Cosa potrebbe consentire di penetrare, di rompere il ghiaccio?
Il vero senso di colpa come assolutizzazione di uno stato non lascia
spazi alla penetrazione, è un blocco inerziale
assoluto. Parliamo sempre di una sorta di
radiografia istantanea dell’anima. Quasi assolutizzando,
comunque restando questo stato paralisi e immobilità ma non
silenzio, al contrario può essere permeato da fin troppe
voci. Il senso di colpa parla, urla, per definizione non può
tacere. Tutto si traduce invece, verbale extraverbale, voce, emozione
come voce, emozione, sorta di impazzimento, di riconduzione a se stessi
nell’impotenza più assoluta.

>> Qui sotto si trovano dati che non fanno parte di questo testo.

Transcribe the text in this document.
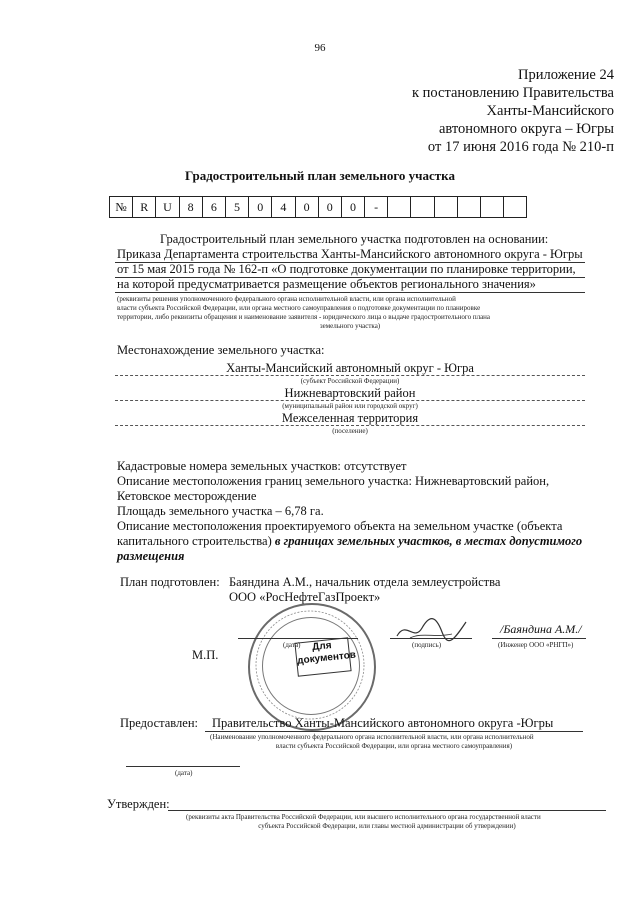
96
Приложение 24
к постановлению Правительства
Ханты-Мансийского
автономного округа – Югры
от 17 июня 2016 года № 210-п
Градостроительный план земельного участка
№	R	U	8	6	5	0	4	0	0	0	-						
Градостроительный план земельного участка подготовлен на основании:
Приказа Департамента строительства Ханты-Мансийского автономного округа - Югры
от 15 мая 2015 года № 162-п «О подготовке документации по планировке территории,
на которой предусматривается размещение объектов регионального значения»
(реквизиты решения уполномоченного федерального органа исполнительной власти, или органа исполнительной
власти субъекта Российской Федерации, или органа местного самоуправления о подготовке документации по планировке
территории, либо реквизиты обращения и наименование заявителя - юридического лица о выдаче градостроительного плана
земельного участка)
Местонахождение земельного участка:
Ханты-Мансийский автономный округ - Югра
(субъект Российской Федерации)
Нижневартовский район
(муниципальный район или городской округ)
Межселенная территория
(поселение)
Кадастровые номера земельных участков: отсутствует
Описание местоположения границ земельного участка: Нижневартовский район,
Кетовское месторождение
Площадь земельного участка – 6,78 га.
Описание местоположения проектируемого объекта на земельном участке (объекта
капитального строительства) в границах земельных участков, в местах допустимого
размещения
План подготовлен: Баяндина А.М., начальник отдела землеустройства
ООО «РосНефтеГазПроект»
Для
документов
М.П.
(дата)	(подпись)
/Баяндина А.М./
(Инженер ООО «РНГП»)
Предоставлен: Правительство Ханты-Мансийского автономного округа -Югры
(Наименование уполномоченного федерального органа исполнительной власти, или органа исполнительной
власти субъекта Российской Федерации, или органа местного самоуправления)
(дата)
Утвержден:
(реквизиты акта Правительства Российской Федерации, или высшего исполнительного органа государственной власти
субъекта Российской Федерации, или главы местной администрации об утверждении)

Sorta di tortura
inerziale, di assoluta refrattarietà a tutto ciò
che esce ed entra. Il senso di colpa è per sua stessa natura
il momento, perpetuo, della tortura. Parlando in termini figurati, come
un Prometeo che è sempre lì a farsi cogliere, a
farsi beccare. Il silenzio risultando esterno,
poiché è il singolo stesso, sorta di doccione
eterno, che non ha la minima opportunità di contrapporre
alle voci qualcosa di esterno o di interno che possa risultare udibile.
Immobilità silenzio esteriore, orrore interiore, senza
possibilità di contrapposizione udibile esternamente.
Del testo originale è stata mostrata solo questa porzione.